Geheimdienste hebeln Sicherheitsvorkehrungen von Sim-Karten aus

Nicht nur, dass wir fast täglich neue Hiobsbotschaften in Sachen Datendiebstahl und Kompromittierung der Privatsphäre hin nehmen müssen, so sind wir fast der Ohnmacht nahe, als nun die neuesten Edward Snowden-Enthüllung veröffentlicht wurden. Wiederum müssen wir zur Kenntnis nehmen, dass der US-Abhördienst NSA und der britische Gegenpart GCHQ vor Jahren im großen Stil Verschlüsselungscodes von dem großen Simkartenhersteller Gemalto gestohlen haben soll.

Erst letzte Woche stand die NSA im Verdacht, Festplatten namenhafter Hersteller zu manipulieren, lesen Sie unseren Beitrag im Blog: Hacker-Gruppe greift Daten im großem Stil von Festplatten ab

Bildschirmfoto 2015-02-24 um 14.21.05Das französisch-niederländische Unternehmen Gemalto ist weltweit führend in der digitaler Sicherheit und stellt im Jahr mehrere Milliarden Krypto-Mikrochips für verschiedene Bereiche wie Handy-Simkarten für Provider, Bankkarten, Chipkarten für Eingangsbereiche und biometrischen Pässe her.
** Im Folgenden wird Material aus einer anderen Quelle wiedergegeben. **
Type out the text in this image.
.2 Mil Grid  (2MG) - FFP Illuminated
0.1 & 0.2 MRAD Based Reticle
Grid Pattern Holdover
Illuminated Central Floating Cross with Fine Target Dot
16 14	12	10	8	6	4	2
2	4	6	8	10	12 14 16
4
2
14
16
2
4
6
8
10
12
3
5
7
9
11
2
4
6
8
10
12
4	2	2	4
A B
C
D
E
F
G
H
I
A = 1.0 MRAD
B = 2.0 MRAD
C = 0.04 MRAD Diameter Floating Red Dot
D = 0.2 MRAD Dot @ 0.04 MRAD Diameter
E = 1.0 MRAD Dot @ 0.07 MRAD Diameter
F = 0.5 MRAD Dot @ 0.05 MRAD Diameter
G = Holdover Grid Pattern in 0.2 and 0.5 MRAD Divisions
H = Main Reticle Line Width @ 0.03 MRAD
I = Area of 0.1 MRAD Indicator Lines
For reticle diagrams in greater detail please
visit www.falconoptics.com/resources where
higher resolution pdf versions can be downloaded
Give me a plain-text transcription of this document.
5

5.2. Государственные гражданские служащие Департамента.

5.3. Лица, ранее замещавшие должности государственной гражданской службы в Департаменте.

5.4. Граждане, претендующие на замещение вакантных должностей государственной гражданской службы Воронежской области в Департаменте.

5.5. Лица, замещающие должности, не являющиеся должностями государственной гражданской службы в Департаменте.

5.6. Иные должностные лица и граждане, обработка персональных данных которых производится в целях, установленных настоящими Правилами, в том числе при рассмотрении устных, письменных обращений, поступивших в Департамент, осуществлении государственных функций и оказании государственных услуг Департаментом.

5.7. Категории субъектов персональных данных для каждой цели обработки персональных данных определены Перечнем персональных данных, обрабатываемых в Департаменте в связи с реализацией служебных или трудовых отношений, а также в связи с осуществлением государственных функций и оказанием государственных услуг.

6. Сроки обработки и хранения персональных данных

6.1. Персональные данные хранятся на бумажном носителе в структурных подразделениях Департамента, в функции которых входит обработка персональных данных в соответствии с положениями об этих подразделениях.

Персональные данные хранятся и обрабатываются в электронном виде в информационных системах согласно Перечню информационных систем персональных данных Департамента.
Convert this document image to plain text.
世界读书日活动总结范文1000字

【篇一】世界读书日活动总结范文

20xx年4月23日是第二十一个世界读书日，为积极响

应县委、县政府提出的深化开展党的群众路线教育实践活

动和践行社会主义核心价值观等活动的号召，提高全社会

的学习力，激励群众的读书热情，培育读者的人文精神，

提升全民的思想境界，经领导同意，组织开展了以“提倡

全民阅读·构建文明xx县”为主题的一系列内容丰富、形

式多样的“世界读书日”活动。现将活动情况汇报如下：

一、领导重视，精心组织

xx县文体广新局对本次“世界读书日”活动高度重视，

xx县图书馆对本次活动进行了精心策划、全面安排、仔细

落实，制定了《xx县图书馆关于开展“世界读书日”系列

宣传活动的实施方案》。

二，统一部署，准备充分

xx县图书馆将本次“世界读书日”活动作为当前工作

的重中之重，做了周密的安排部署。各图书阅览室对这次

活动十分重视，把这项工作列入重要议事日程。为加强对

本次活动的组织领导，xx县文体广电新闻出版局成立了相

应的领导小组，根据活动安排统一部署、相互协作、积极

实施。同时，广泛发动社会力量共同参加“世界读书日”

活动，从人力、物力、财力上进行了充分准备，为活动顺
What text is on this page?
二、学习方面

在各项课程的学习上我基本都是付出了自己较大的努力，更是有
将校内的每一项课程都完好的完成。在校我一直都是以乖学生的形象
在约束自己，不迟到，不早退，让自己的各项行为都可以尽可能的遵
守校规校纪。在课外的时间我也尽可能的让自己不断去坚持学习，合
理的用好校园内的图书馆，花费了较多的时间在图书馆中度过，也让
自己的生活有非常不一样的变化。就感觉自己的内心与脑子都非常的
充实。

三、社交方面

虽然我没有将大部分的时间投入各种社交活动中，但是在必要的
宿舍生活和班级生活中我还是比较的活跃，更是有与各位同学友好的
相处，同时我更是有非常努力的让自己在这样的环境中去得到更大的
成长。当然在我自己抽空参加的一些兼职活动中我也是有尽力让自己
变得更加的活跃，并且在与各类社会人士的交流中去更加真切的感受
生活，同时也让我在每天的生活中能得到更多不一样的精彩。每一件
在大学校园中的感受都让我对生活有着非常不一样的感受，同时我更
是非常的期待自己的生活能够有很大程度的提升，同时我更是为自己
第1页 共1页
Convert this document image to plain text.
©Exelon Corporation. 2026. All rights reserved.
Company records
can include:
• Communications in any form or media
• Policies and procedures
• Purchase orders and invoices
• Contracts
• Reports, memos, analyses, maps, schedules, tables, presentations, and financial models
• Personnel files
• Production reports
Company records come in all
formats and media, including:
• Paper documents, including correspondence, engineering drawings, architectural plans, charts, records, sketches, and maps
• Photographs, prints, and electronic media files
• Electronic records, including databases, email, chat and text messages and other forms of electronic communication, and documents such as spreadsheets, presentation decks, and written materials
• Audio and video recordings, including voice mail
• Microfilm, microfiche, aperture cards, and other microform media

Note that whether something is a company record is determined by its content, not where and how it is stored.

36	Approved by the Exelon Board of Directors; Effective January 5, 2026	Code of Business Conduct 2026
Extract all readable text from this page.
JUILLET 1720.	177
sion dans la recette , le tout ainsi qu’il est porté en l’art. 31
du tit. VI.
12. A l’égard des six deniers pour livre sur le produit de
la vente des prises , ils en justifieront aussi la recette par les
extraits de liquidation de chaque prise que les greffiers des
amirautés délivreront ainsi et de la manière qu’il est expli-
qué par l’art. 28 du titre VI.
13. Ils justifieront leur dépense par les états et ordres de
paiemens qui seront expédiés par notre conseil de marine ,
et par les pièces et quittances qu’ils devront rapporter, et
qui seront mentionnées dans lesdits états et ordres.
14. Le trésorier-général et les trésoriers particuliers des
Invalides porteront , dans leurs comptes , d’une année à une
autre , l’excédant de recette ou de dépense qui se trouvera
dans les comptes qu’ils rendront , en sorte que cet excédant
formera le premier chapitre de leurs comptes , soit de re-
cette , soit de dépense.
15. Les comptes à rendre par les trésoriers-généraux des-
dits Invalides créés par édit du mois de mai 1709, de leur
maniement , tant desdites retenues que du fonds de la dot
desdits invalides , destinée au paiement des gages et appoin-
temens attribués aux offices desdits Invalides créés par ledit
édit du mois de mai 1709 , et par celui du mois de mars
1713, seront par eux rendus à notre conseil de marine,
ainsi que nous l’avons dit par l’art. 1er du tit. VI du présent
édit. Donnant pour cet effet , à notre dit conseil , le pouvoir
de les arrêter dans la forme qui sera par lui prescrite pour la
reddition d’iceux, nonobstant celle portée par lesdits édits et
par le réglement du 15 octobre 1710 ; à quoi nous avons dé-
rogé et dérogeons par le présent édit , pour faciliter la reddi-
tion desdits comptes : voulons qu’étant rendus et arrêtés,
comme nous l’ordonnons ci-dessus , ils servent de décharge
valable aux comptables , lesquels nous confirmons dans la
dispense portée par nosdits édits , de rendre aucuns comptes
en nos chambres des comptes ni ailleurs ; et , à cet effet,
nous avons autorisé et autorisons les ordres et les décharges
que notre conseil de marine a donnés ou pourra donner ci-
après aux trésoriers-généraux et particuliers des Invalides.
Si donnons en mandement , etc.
Zu Ihren Kunden gehören u.a. Verizon und AT&T und weitere 450 Kunden weltweit.

Das genaue Vorgehen der Geheimdienste ist bislang nicht ganz geklärt, dennoch geht man von einer längeren Aktion aus, wobei man weiß das 2010 über mehrere Monate Mitarbeiter und Ingenieure elektronisch überwacht, sowie Arbeitsabläufe und E-Mail-Accounts abgehört wurden. Mit diesen gesammelten Informationen konnten Schwachstellen genutzt und schließlich in die Infrastruktur eingedrungen und weitere Hintertüren geöffnet werden. Hierdurch wurden Schlüsselcodes und Algorithmen entnommen und kopiert.

Die Verschlüsselung der Mikrochips galt bislang als sicher, doch wenn man über die nötigen Schlüssel verfügt, so stehen ungeahnte Möglichkeiten zur Verfügung. So steht z.B. dem Abhören der Gespräche und der kompletten Kommunikation der Geräte nichts mehr im Weg. Vor allem, es hinterlässt keine Spuren und bedarf keinem richterlichen Beschluss.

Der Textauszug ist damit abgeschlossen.